I am still working on the magic formula on my end. I find myself pushing a boulder uphill some days, like when I pack a healthy lunch but my kids come home laden with candy from school, some given as "rewards" for good behavior or success in a subject--why oh why can't something besides sweets be given????? But it is getting better. Here are a few approaches I have been trying:
First, teach moderation: I found a moment of parental pride when another parent pulled me aside at a birthday party and said, "I was inside dishing out the cake and your kids just turned down ice cream on top of their cake, they said the cake alone was enough.How did you do that?" Indeed I wasn't sure of the date or time but somewhere along the line I had communicated to my kids that there was such a thing as enough and another such as excess. And they got it.
Second, remove the cache of the illicit foods: A friend of mine alerted me to this issue years ago. She said, "We are going about this all wrong, making it look like a special thing to be given sweets! It should be an everyday thing so the kids don't attach special status to them and want them more." When I thought about it, that's exactly what I had been doing, saying stuff like, "we have cake on special occasions." I instead started treating them as ordinary foods and explaining they didn't work as well for making our bodies strong, so we should have less of them to make room for the foods that DID make us stronger and healthy. In the face of brownies or ice cream this argument is not always welcomed but we all know it is true.
Third, make those healthier foods cravable. Heck yes, kale can taste amazing!!!! As can eggplant and okra, which I actually don't even like myself. We try to find recipes and ways of preparing healthy food options that will make us WANT to eat them, and if we start with small amounts that is fine.Baby steps do count.
Fourth, I aim for healthy each time but cut myself some slack. Are waffles the absolute healthiest breakfast I could make? Probably not, but I pile them with fresh fruit and use only small amounts of syrup. Imperfect but not bad, and a lot better than a pop tart.Sandwich made with Hawaiian sweet rolls: ideal? Maybe not but, accompanied by lean ham or cheese and again those fresh fruits or veggies, it is a good option for an easy-to-pack school lunch.

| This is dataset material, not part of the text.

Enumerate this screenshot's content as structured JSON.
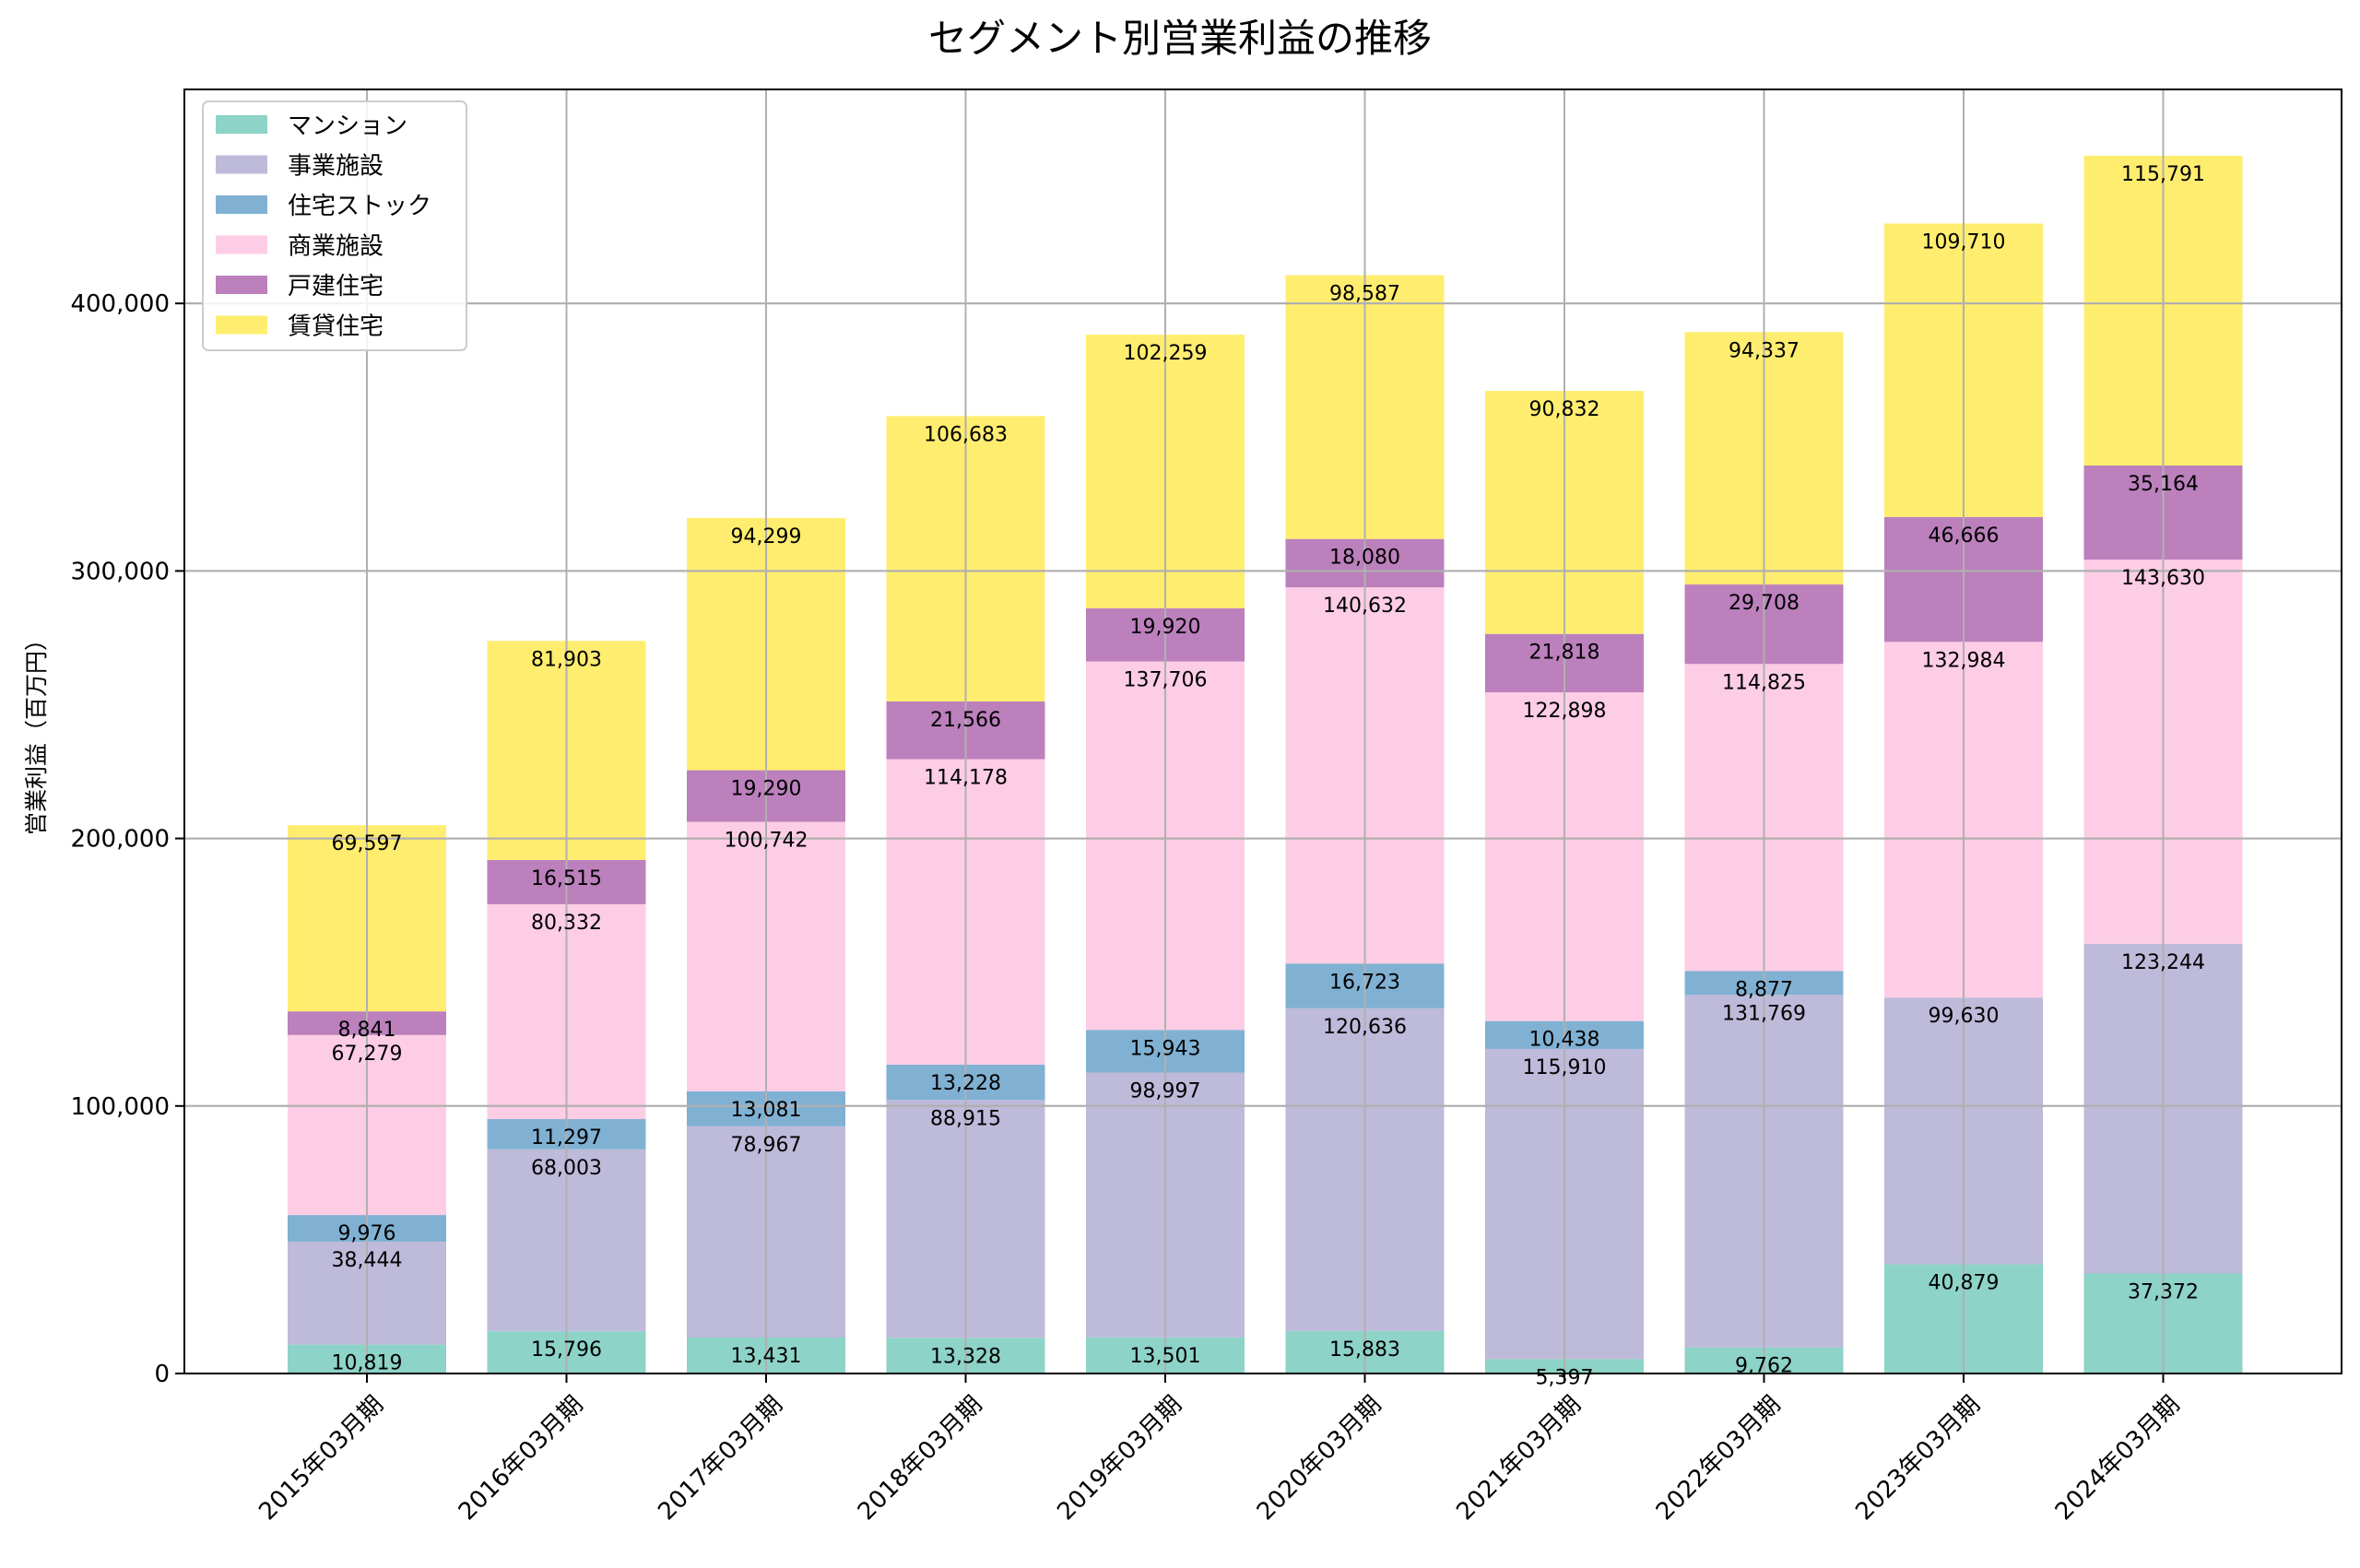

And last, yes I put my foot down on some things. After explaining it every way I can, my kids sometimes do still launch the all out attack in the cereal aisle for Lucky Charms(which are never entering my cupboard outside of a foot shortage and there being no other options). I simply say, "No."
As a parent being the gatekeeper is my job too, and my responsibility. Given that I co-hold the purse strings with my husband, we both decide what enters the kitchen, not our kids. I can bear with some sulking on their part.
Is my approach perfect? No, by any definition you can think of, it is not. And yes we eat some typical "junk food" like pizza and hamburgers, but not often. My hope is that in the end my kids enjoy healthier options so that they prefer and choose those automatically over the less healthy versions. This may be part of issue with supposed student push-back the schools are talking about, claiming that the kids WANT those less healthy versions. Maybe those kids don't realise halthier food can taste fantastic. So let's start at home showing them how and explaining why those healthy versions are better. Because one day they will walk the cereal aisle without us, and put their own money where their health goes.